This is a modified version of a post from the current Leanlaunch Pad session. It’s intention is to provide a set of “Introduction to Sales” readings.
Let’s talks Sales.
I cover the positioning of a Sales department in a company by Steve Blank. The “Spirit of Sales” by Malcolm Gladwell on Ronco founder Ron Popeil. Sales books for Managers and for Sales people. I also add in Geoffrey Moore’s discussion of “innovation styles” available to companies.
Positioning of Sales vs Marketing, Engineering, Finance, Legal, etc
In an early stage startup, instead of sales being up front, the point departments are likely to be product development and customer development. Later on in this same company’s life, sales will become the pointy end and product development moves to a supporting role. In other companies it may be that manufacturing or finance is the sharp end of the stick. In an IP licensing business, legal and finance are the sharp end of the stick. It varies by company and changes over time. There’s no magic formula but there are always “leading” departments. And all “leading” departments have some type of “consequence-based” feedback loops that make success or failure obvious.
The “Spirit of Selling” — Gladwell covers Ronco
This story is magic. Malcolm Gladwell’s coverage of Ronco founder Ron Popeil in The Pitchman captures the essence of selling products you love. Every product developer, marketer, or sales person needs to read this. In the end you can’t fake product love and knowledge. Ron Popeil knows his products because he lives with his products.
The “shocking point” is that this story is relevant to us all and yet Ronco is the “sleazy” television sales world. Many people simple will not read this and get upset with me for recommending it to them.
I asked two extremely knowledgeable Sales people to recommend a sales book for me. From the VP of Sales I got Customer Centric Selling. I liked this recommendation because I had already read and liked Solution Selling by Bosworth. From the best sales person I’ve ever worked with I got ProActive Sales Management by Skip Miller
I like both books, they’ll both make a difference in your work. It was very interesting the choice that each person made since each book has very similar themes. In the details each book services a different audience. So if you’re a sales guy looking for direct tips and a means for understanding corporate sales management go for ProActive. It’s feet are firmly on the ground of a sales guy. If you are a management type looking to understand sales systems go for CustomerCentric.
Personal Perspective – ProActive Sales Managment
Managing Perspective – Customer Centric Selling
Innovation Techniques — “Dealing With Darwin”

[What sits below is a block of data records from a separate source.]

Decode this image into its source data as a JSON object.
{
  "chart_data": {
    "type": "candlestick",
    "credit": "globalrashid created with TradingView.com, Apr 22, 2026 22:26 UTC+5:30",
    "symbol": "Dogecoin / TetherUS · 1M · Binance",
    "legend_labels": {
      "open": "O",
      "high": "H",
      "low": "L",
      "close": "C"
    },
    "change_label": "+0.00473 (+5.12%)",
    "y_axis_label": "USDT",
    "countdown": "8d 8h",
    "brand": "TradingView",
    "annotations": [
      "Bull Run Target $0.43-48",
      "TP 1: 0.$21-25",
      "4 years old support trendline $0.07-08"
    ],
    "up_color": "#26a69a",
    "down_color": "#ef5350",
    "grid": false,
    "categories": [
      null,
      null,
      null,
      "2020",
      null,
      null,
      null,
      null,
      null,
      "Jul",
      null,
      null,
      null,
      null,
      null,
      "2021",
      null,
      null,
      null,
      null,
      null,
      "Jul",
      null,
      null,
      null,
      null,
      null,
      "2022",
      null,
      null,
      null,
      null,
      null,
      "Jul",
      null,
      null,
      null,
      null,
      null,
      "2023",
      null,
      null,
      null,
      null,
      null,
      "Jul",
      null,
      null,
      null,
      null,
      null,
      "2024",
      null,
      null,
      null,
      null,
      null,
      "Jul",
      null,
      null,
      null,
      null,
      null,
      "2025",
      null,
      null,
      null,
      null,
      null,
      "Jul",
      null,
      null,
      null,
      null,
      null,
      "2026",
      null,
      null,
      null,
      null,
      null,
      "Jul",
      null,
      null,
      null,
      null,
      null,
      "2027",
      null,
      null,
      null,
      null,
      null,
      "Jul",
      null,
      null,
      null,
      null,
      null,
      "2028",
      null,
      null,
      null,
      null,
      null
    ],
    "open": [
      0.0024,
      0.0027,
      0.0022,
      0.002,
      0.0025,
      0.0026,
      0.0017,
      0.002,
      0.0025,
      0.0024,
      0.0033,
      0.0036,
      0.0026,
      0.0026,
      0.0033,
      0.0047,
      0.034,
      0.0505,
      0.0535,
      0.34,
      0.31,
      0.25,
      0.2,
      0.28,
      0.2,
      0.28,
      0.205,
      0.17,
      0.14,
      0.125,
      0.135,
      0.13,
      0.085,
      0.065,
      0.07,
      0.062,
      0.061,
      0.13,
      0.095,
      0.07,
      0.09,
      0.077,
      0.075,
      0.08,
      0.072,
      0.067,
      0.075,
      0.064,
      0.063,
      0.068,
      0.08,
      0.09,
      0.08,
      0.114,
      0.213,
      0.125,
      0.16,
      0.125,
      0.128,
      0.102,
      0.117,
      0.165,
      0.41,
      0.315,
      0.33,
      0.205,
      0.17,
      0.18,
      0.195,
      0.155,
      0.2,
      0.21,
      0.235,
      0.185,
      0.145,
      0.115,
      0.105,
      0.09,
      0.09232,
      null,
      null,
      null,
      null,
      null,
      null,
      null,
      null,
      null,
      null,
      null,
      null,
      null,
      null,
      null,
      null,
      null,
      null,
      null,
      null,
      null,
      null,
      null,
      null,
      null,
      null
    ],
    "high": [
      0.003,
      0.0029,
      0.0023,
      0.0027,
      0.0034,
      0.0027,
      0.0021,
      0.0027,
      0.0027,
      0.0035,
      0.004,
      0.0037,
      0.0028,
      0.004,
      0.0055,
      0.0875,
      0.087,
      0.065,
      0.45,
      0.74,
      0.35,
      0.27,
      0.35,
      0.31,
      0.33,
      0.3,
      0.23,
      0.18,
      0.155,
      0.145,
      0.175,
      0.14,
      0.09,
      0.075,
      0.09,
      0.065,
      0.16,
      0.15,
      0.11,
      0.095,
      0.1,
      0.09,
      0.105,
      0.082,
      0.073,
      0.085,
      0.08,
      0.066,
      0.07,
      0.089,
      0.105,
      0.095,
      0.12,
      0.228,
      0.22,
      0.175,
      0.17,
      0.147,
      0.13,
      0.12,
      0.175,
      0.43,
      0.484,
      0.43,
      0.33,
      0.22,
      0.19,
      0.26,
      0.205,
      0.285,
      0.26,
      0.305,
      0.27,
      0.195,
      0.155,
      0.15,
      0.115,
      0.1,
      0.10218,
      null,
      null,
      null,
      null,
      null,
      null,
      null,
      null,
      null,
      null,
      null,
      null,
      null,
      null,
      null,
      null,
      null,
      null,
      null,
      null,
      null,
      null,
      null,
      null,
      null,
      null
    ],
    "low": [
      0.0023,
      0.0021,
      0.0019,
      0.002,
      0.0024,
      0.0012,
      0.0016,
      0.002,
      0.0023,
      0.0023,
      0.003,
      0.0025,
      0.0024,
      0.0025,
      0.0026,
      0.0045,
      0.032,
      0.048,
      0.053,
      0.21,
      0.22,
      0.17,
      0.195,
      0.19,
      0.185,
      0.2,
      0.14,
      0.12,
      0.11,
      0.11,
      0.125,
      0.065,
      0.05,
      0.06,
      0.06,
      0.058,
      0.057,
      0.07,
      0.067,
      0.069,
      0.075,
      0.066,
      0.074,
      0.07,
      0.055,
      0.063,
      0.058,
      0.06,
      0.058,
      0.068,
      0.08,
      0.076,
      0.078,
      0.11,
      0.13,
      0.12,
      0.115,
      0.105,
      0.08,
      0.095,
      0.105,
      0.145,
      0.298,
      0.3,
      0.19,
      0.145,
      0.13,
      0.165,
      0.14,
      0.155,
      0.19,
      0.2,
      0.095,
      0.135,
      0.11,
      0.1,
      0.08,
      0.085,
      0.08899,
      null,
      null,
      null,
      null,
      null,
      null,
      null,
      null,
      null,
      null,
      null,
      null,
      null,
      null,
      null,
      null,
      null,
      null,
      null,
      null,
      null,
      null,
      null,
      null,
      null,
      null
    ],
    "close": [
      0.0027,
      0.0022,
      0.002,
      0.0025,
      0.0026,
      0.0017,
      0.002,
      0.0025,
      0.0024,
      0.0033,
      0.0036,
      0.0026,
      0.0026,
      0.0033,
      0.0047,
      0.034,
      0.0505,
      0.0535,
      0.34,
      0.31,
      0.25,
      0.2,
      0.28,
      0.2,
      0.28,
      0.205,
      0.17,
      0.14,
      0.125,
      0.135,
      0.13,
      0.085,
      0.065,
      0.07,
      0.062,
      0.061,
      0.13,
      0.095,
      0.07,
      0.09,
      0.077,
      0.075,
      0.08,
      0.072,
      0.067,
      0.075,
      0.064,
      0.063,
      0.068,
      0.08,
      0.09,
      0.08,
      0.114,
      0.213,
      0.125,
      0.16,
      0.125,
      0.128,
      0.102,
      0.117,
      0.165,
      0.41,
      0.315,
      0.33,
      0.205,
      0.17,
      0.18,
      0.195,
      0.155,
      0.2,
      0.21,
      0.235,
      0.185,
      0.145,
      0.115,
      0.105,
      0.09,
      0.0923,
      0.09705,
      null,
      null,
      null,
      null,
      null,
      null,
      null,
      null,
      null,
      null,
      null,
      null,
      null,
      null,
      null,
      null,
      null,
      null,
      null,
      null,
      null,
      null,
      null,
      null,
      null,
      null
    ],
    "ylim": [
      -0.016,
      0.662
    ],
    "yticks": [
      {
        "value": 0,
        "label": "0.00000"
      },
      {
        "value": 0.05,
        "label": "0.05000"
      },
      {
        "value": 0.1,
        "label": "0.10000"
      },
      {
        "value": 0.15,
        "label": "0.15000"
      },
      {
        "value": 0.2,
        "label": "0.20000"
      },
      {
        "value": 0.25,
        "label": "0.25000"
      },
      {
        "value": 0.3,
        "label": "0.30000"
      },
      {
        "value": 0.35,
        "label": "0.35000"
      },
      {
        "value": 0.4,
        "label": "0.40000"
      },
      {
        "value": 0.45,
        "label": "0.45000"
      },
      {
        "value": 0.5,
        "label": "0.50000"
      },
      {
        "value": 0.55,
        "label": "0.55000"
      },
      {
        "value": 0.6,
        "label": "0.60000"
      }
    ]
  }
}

Geoffrey Moore’s – Dealing With Darwin does an amazing job discussing Innovation Techniques available to companies as they age. This book is recommended for “Intrapreneurial Teams”. For the rest of you it is nice to know. It provides a detailed discussion on why Product Innovation is the innovation style necessary for “young” startups.
- The book is about managing innovation and overcoming inertia in established enterprises.
- It’s major thesis is that most companies love to innovate but hate to take risk, the net result being lots of me-too innovations that lack economic impact because they do not have the force to distinctively differentiate their offers.
- Its primary prescription is to pick a single vector of innovation and march so far down it that your competition either cannot or will not follow.
- The book describes fourteen innovation vectors all told. Different types are privileged at different points in the category maturity life cycle, so that innovation strategy must adapt to life-cycle dynamics. The overall model is used to help management teams winnow down innovation vector choices to one or two and align the bulk of their investment behind that choice.